Reply 4 years ago on Introduction

Sad about this. It must be popular request and i didn't found any ready-to go device. Do you will release toolbox and/or library based on your code?


Reply 4 years ago on Introduction

I just returned from a long journey... I'll go back with an answer in a day or two


4 years ago on Introduction

hello! I tried to make this project with an atmega8a, but it doesn't work: if I connect the shield to pc I don't see any device. I can program the microcontroller with the usbasp (in slowclock mode) and checked all the connection... thanks in advance

1 reply

Reply 4 years ago on Introduction

I don't think that has to do with differences between ATmega8 and ATmega8A... If you are sure the connections are correct / according to the scheme... I don't see a cause for that... You set fuse bits for 16MHz? I put here fuse values which are read exactly from a functional module(I use it for over 6 months
for other experiments with different MIDI modules).



Setting fuses is mandatory in order to run at 16Mhz... hex file is compiled for that speed...
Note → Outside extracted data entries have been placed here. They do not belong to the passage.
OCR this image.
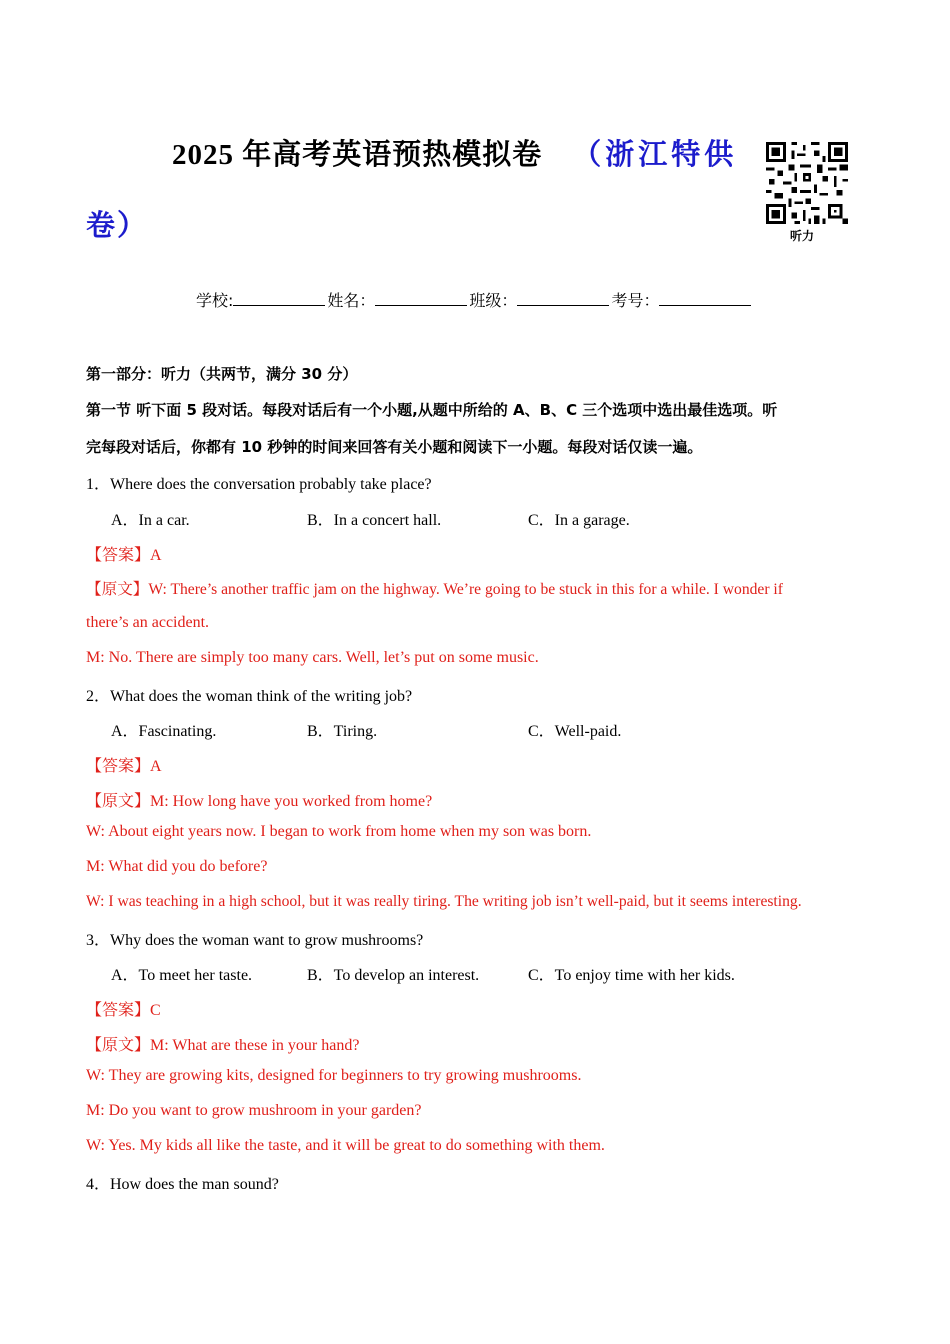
2025 年高考英语预热模拟卷 （浙江特供
卷）	听力
学校:	姓名：	班级：	考号：
第一部分：听力（共两节，满分 30 分）
第一节 听下面 5 段对话。每段对话后有一个小题,从题中所给的 A、B、C 三个选项中选出最佳选项。听
完每段对话后，你都有 10 秒钟的时间来回答有关小题和阅读下一小题。每段对话仅读一遍。
1．Where does the conversation probably take place?
A．In a car.	B．In a concert hall.	C．In a garage.
【答案】A
【原文】W: There’s another traffic jam on the highway. We’re going to be stuck in this for a while. I wonder if
there’s an accident.
M: No. There are simply too many cars. Well, let’s put on some music.
2．What does the woman think of the writing job?
A．Fascinating.	B．Tiring.	C．Well-paid.
【答案】A
【原文】M: How long have you worked from home?
W: About eight years now. I began to work from home when my son was born.
M: What did you do before?
W: I was teaching in a high school, but it was really tiring. The writing job isn’t well-paid, but it seems interesting.
3．Why does the woman want to grow mushrooms?
A．To meet her taste.	B．To develop an interest.	C．To enjoy time with her kids.
【答案】C
【原文】M: What are these in your hand?
W: They are growing kits, designed for beginners to try growing mushrooms.
M: Do you want to grow mushroom in your garden?
W: Yes. My kids all like the taste, and it will be great to do something with them.
4．How does the man sound?
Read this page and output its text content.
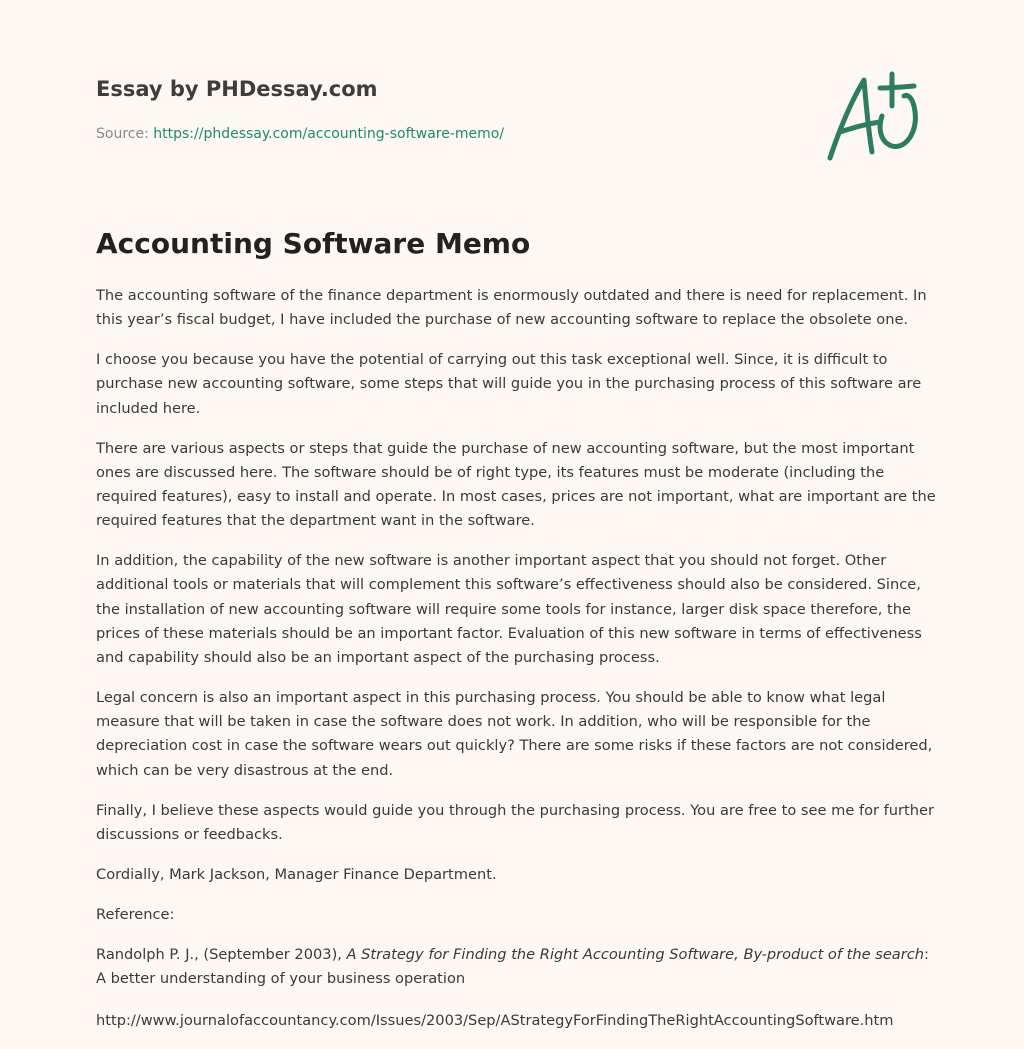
Essay by PHDessay.com
Source: https://phdessay.com/accounting-software-memo/
Accounting Software Memo

The accounting software of the finance department is enormously outdated and there is need for replacement. In this year’s fiscal budget, I have included the purchase of new accounting software to replace the obsolete one.

I choose you because you have the potential of carrying out this task exceptional well. Since, it is difficult to purchase new accounting software, some steps that will guide you in the purchasing process of this software are included here.

There are various aspects or steps that guide the purchase of new accounting software, but the most important ones are discussed here. The software should be of right type, its features must be moderate (including the required features), easy to install and operate. In most cases, prices are not important, what are important are the required features that the department want in the software.

In addition, the capability of the new software is another important aspect that you should not forget. Other additional tools or materials that will complement this software’s effectiveness should also be considered. Since, the installation of new accounting software will require some tools for instance, larger disk space therefore, the prices of these materials should be an important factor. Evaluation of this new software in terms of effectiveness and capability should also be an important aspect of the purchasing process.

Legal concern is also an important aspect in this purchasing process. You should be able to know what legal measure that will be taken in case the software does not work. In addition, who will be responsible for the depreciation cost in case the software wears out quickly? There are some risks if these factors are not considered, which can be very disastrous at the end.

Finally, I believe these aspects would guide you through the purchasing process. You are free to see me for further discussions or feedbacks.

Cordially, Mark Jackson, Manager Finance Department.

Reference:

Randolph P. J., (September 2003), A Strategy for Finding the Right Accounting Software, By-product of the search: A better understanding of your business operation

http://www.journalofaccountancy.com/Issues/2003/Sep/AStrategyForFindingTheRightAccountingSoftware.htm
After that ... if not working: Check that you have correctly
identified pins from USB socket... especially D+ And D -



Amazing Instructable!

I made one and programmed atmega8. Everything worked just fine but when I connect my usb module to computer, it shows usb device not recognized(code 43 error). How to solve that problem? What could be the probable error? Please Help!


5 years ago

the only avr available in my place are 88 168 and 328 can i use 88 instead??

1 reply

Reply 5 years ago on Introduction

I do not have handy an atmega88, so I worked "blinded". Pinout is the same but I have to recompile and change some code in project.

This should work but I can not guarantee until do a real test. You have to try.

Download zip file attached to this comment, locate the file MidiShield1.hex andwrite it in atmega88. Still use 16MHz quartz.

And please tell me if it worked. :) If ok I will update the article.